End of the Beginning: Yorktown
After years of war, the Continental Army dealt a death blow to the British at Yorktown, winning the last battle of the Revolutionary War.
After 1778, the main theater of war shifted to the south, as the British concentrated on trying to reestablish their control of that area. By 1781, the British were convinced that they could not accomplish this while Virginia continued to serve as a base for American military operations.
Consequently, in January 1781 Lt. Gen. Sir Henry Clinton sent the American turncoat, Brig. Gen. Benedict Arnold , with 1,600 British troops to raid up the James River. Reinforcements followed, and by late May the British had accumulated a force of about 7,200 in Virginia, including 1,500 troops under Lt. Gen. Charles, 2nd Earl Cornwallis , who had come up from Wilmington, North Carolina.

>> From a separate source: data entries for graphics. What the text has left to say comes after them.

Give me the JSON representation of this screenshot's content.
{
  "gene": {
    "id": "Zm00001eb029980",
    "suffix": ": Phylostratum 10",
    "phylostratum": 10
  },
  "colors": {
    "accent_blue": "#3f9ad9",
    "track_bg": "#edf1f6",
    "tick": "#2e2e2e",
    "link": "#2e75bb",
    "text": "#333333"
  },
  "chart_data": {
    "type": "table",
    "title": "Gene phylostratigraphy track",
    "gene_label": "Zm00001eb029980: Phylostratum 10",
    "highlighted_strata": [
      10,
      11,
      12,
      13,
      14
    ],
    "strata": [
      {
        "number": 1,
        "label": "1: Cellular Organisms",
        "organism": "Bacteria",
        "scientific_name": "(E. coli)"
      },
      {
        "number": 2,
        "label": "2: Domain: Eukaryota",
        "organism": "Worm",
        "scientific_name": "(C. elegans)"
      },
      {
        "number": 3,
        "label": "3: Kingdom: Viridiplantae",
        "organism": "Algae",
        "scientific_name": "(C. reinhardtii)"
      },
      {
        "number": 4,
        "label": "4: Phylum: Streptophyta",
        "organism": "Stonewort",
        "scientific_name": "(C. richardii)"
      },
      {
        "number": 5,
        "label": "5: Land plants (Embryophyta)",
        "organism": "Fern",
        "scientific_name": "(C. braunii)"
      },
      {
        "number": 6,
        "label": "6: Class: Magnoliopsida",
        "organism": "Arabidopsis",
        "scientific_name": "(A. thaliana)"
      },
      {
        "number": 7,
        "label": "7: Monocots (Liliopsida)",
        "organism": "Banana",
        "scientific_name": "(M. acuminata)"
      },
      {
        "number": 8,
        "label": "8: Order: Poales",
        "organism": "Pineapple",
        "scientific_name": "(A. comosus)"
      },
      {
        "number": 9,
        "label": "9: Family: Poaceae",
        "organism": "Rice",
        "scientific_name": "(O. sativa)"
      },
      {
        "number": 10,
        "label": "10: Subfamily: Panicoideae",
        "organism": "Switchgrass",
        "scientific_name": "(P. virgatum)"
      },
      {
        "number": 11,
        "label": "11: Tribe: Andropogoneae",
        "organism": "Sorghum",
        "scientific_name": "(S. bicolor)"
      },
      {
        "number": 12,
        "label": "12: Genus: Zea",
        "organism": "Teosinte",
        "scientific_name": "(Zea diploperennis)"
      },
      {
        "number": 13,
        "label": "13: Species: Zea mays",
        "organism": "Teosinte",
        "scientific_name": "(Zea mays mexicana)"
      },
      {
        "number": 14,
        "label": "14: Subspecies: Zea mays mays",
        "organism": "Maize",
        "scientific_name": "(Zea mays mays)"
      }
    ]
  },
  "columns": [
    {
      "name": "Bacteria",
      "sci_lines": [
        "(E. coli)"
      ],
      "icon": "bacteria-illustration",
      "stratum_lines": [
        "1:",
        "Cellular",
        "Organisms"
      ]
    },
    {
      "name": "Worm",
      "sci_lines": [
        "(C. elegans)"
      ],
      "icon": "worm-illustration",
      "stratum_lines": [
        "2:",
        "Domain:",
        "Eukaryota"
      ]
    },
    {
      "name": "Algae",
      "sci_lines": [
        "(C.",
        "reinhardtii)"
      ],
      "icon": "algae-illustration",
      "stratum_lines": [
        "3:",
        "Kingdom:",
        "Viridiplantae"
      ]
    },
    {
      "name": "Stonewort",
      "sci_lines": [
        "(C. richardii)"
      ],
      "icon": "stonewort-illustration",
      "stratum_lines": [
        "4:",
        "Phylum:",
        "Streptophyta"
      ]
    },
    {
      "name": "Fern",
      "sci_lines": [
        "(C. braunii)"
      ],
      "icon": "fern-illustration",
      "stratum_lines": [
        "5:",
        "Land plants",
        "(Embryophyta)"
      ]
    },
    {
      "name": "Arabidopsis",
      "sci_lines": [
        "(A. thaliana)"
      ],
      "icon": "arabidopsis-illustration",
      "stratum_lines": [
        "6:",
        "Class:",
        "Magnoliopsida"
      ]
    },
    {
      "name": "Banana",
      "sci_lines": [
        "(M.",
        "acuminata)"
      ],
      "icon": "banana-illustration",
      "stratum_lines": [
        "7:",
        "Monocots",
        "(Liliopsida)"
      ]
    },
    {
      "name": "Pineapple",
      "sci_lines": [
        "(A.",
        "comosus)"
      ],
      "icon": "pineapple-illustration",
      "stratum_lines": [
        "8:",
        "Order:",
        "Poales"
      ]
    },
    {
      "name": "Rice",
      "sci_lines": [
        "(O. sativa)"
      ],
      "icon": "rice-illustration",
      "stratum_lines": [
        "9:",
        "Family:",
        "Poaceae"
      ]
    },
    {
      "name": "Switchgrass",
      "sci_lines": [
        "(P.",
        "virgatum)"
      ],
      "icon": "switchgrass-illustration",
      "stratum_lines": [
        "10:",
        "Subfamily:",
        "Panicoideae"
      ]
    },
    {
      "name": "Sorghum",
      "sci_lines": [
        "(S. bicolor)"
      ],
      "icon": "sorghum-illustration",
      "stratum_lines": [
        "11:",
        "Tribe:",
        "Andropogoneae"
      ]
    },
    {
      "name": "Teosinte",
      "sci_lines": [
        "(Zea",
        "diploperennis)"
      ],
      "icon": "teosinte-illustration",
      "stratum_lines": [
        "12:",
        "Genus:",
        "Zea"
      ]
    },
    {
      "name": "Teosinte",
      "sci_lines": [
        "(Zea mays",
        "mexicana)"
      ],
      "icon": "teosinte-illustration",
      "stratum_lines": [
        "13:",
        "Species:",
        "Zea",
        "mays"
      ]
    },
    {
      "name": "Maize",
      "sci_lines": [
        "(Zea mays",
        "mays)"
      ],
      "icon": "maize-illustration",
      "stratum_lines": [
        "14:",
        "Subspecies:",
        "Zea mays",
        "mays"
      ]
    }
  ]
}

Cornwallis assumed overall command of Crown forces in Virginia and in late May and early June led them on raids deep into the state. At first, only a smaller force under the French Maj. Gen. Marquis de Lafayette opposed him, but in mid-June the Americans received reinforcements under Brig. Gen. Anthony Wayne and Maj. Gen. Frederich Wilhelm von Steuben , drillmaster and inspector general of the Continental Army. Cornwallis then turned back to the coast to establish a base at Yorktown from which he could maintain sea communications with Clinton in New York. Hundreds of formerly enslaved African Americans accompanied Cornwallis’s army and provided labor for constructing fortifications at Yorktown.
Meanwhile, General George Washington tentatively prepared his army, recently reinforced by about 4,800 French troops under Lt. Gen. Jean Baptiste Donatien de Vimeur, comte de Rochambeau, for an attack on New York. However, he received confirmation on 14 August that the French fleet commanded by V. Adm. François Joseph Paul, comte de Grasse, had departed the French West Indies with 3,000 troops aboard and would be available for operations in the Chesapeake Bay area until mid-October. Washington therefore determined to go to Virginia with a substantial part of his army, including the French troops under Rochambeau. The armies began crossing the Hudson River near Dobb’s Ferry on 17 August before marching south through New Jersey. Detachments of Continentals and state troops screened the allies’ movements, while strict security and active deception efforts kept the British ignorant of Washington’s intentions.
French ships defeat the British at the Battle of the Virginia Capes on 5 September, securing dominance over the southern Chesapeake
Grasse’s fleet arrived off Yorktown on 30 August, with 3,000 French soldiers to reinforce Lafayette, and on 5 September the French fought a naval engagement off the Virginia capes against a British fleet under R. Adm. Sir Thomas Graves. After several days of maneuvering at sea, Graves retired temporarily to New York for repairs, leaving the French fleet in control of Chesapeake Bay. These circumstances permitted Washington and Rochambeau to embark their forces in Maryland and sail via the Chesapeake and the James River to a point near Williamsburg, Virginia, between 14 and 24 September.
The allied army consisting of 8,845 Americans and 7,800 French moved forward on 28 September to begin siege operations against Yorktown.
A contemporary depiction of allied soldiers at Yorktown. From left to right, a black soldier of the First Rhode Island Regiment, a New England militiaman, a frontier rifleman, and a French officer.
For two weeks, the French and Americans dug trenches and moved their siege artillery into place. Cannons began bombarding British lines on 9 October.
Washington firing the first gun at Yorktown, at about 1700 on 9 October
On the moonless night of 14 October, the allies launched a series of successful surprise assaults on British defensive works and used the newly captured ground to construct artillery positions that would enable them to pulverize enemy lines, leaving the British soldiers in desperate straits.
Many were ill with malaria, preventing Cornwallis from mustering forces for a stronger counterattack. To reduce the burden on his food supplies, the British general evicted the hundreds of Black Americans, many suffering from smallpox, who had taken refuge within his lines.
Finally, before dawn on 16 October, Cornwallis made a desperate and ultimately futile effort to seize the allies’ new artillery positions. Later that day, bad weather upset British plans to ferry troops across the river for a breakout attempt at Gloucester Point. With the situation now hopeless, on 17 October the British began negotiating terms of surrender. Cornwallis gave up his entire command—around 8,000 soldiers—on 19 October.
(Left: French infantry arriving at Yorktown - Right: British troops marching out of Yorktown after surrendering
The victorious Washington at Yorktown with his generals and adjutants
Before their surrender, the British had lost 156 killed and 326 wounded; the Americans, 20 killed and 56 wounded; and the French, 52 killed and 134 wounded. British hopes for victory in America collapsed with Cornwallis’s defeat. The government of Prime Minister Frederick, Lord North, fell in March 1782, and the new cabinet opened direct negotiations with the American peace commissioners in Europe, ultimately leading to the end of the war.